Yesterday it rained for what seemed to be 18 consecutive hours. According to the Chronicle 2.43 inches fell which is more than most (all?) Nebraska counties see in the entire month of October.
(Somehow I'm still only reading the Chronicle for blog research which leads to awkward conversations like when an older couple asked if I worried about the arsonist who has been terrorizing my neighborhood. But you have to understand, from my perspective, I can either worry about arsonists and Yao Ming's foot or I can live a blissful life where arsonists and Yao Ming's foot only exist if they're mentioned in Ulysses or Brett chews on one).

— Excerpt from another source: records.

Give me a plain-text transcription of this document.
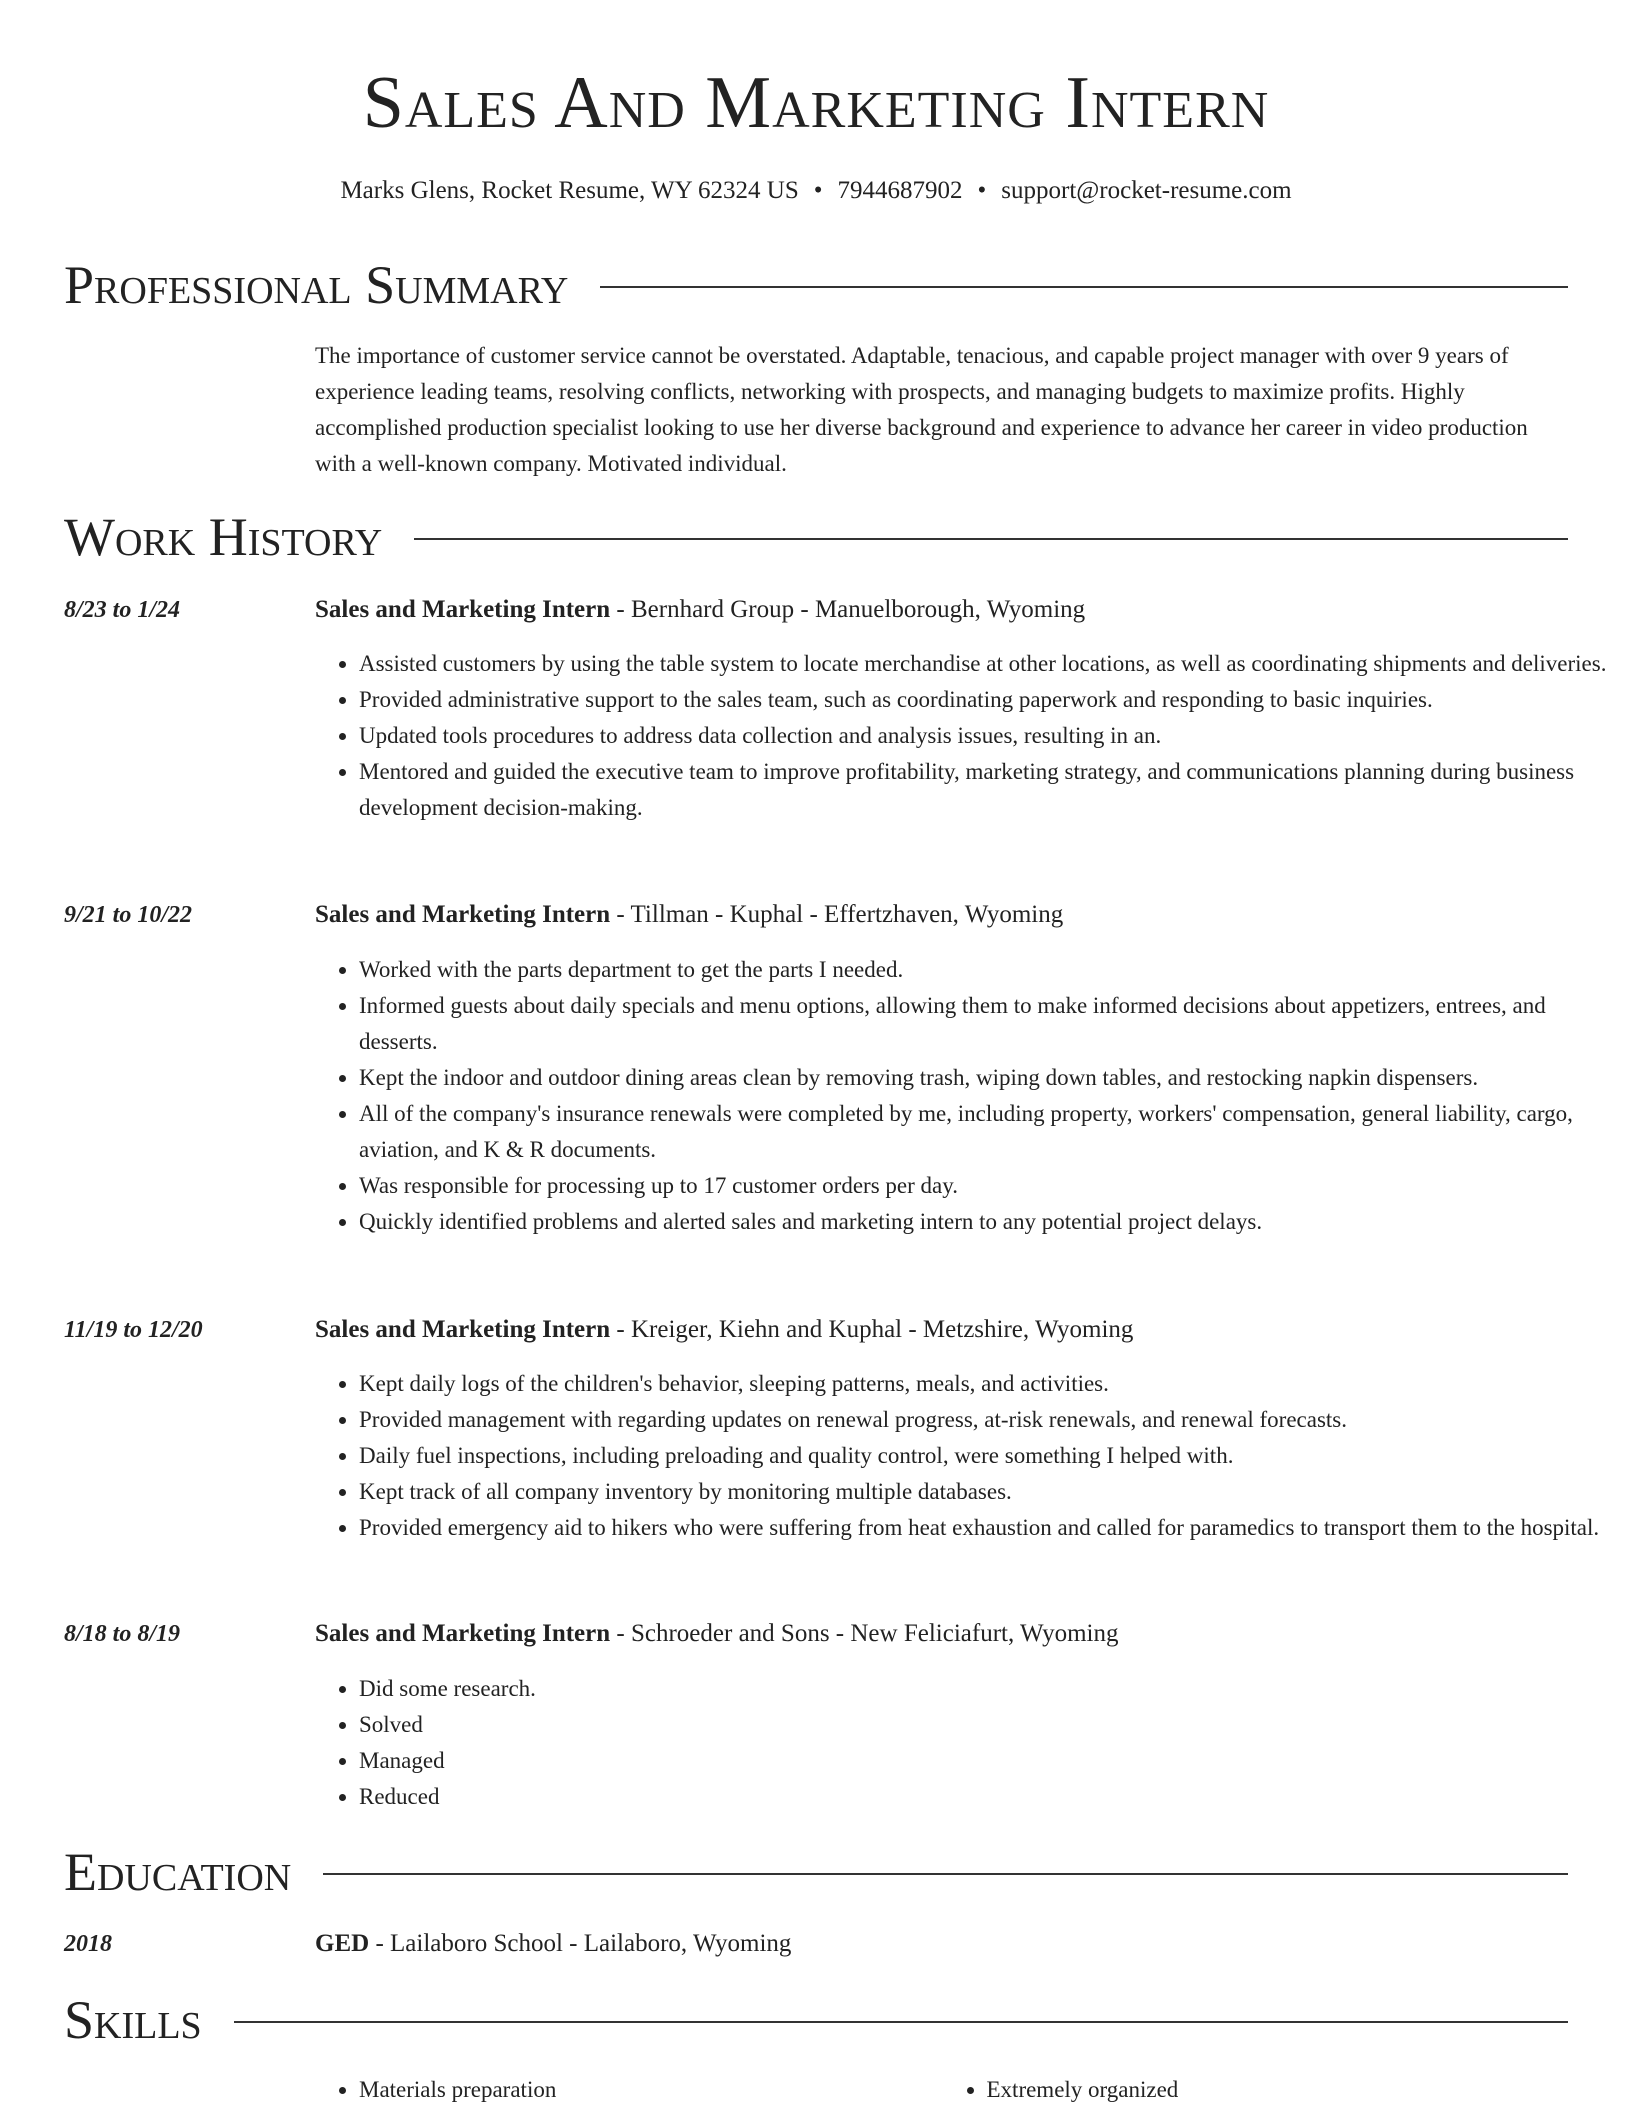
Sales And Marketing Intern
Marks Glens, Rocket Resume, WY 62324 US • 7944687902 • support@rocket-resume.com
Professional Summary
The importance of customer service cannot be overstated. Adaptable, tenacious, and capable project manager with over 9 years of experience leading teams, resolving conflicts, networking with prospects, and managing budgets to maximize profits. Highly accomplished production specialist looking to use her diverse background and experience to advance her career in video production with a well-known company. Motivated individual.
Work History
8/23 to 1/24	Sales and Marketing Intern - Bernhard Group - Manuelborough, Wyoming
• Assisted customers by using the table system to locate merchandise at other locations, as well as coordinating shipments and deliveries.
• Provided administrative support to the sales team, such as coordinating paperwork and responding to basic inquiries.
• Updated tools procedures to address data collection and analysis issues, resulting in an.
• Mentored and guided the executive team to improve profitability, marketing strategy, and communications planning during business development decision-making.
9/21 to 10/22	Sales and Marketing Intern - Tillman - Kuphal - Effertzhaven, Wyoming
• Worked with the parts department to get the parts I needed.
• Informed guests about daily specials and menu options, allowing them to make informed decisions about appetizers, entrees, and desserts.
• Kept the indoor and outdoor dining areas clean by removing trash, wiping down tables, and restocking napkin dispensers.
• All of the company's insurance renewals were completed by me, including property, workers' compensation, general liability, cargo, aviation, and K & R documents.
• Was responsible for processing up to 17 customer orders per day.
• Quickly identified problems and alerted sales and marketing intern to any potential project delays.
11/19 to 12/20	Sales and Marketing Intern - Kreiger, Kiehn and Kuphal - Metzshire, Wyoming
• Kept daily logs of the children's behavior, sleeping patterns, meals, and activities.
• Provided management with regarding updates on renewal progress, at-risk renewals, and renewal forecasts.
• Daily fuel inspections, including preloading and quality control, were something I helped with.
• Kept track of all company inventory by monitoring multiple databases.
• Provided emergency aid to hikers who were suffering from heat exhaustion and called for paramedics to transport them to the hospital.
8/18 to 8/19	Sales and Marketing Intern - Schroeder and Sons - New Feliciafurt, Wyoming
• Did some research.
• Solved
• Managed
• Reduced
Education
2018	GED - Lailaboro School - Lailaboro, Wyoming
Skills
• Materials preparation
•	Extremely organized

Other than a slightly terrifying drive on a very wet, very busy freeway, this rainfall was mostly notable for explaining why everyone here carries umbrellas. My students laughed at me when I arrived drenched to class and rightfully wondered why I didn't have one myself. I guess I could have explained to them that in elementary school the most popular kid told everyone umbrellas were gay, but I'm not sure they would have bought this unless I could actually get Josh on the phone to explain it to them. And, honestly, what are the odds he'd even answer my call from the space station mansion where he lives with Kelly Kapowski?
So I guess I need to get one, but now it's not raining and I've already given up. There are just too many choices.
Only Duck Head
The Full Duck
I mean, I know I should just go with arsonist proof and be done with it, but I think I'm going to need to get the okay from Josh first.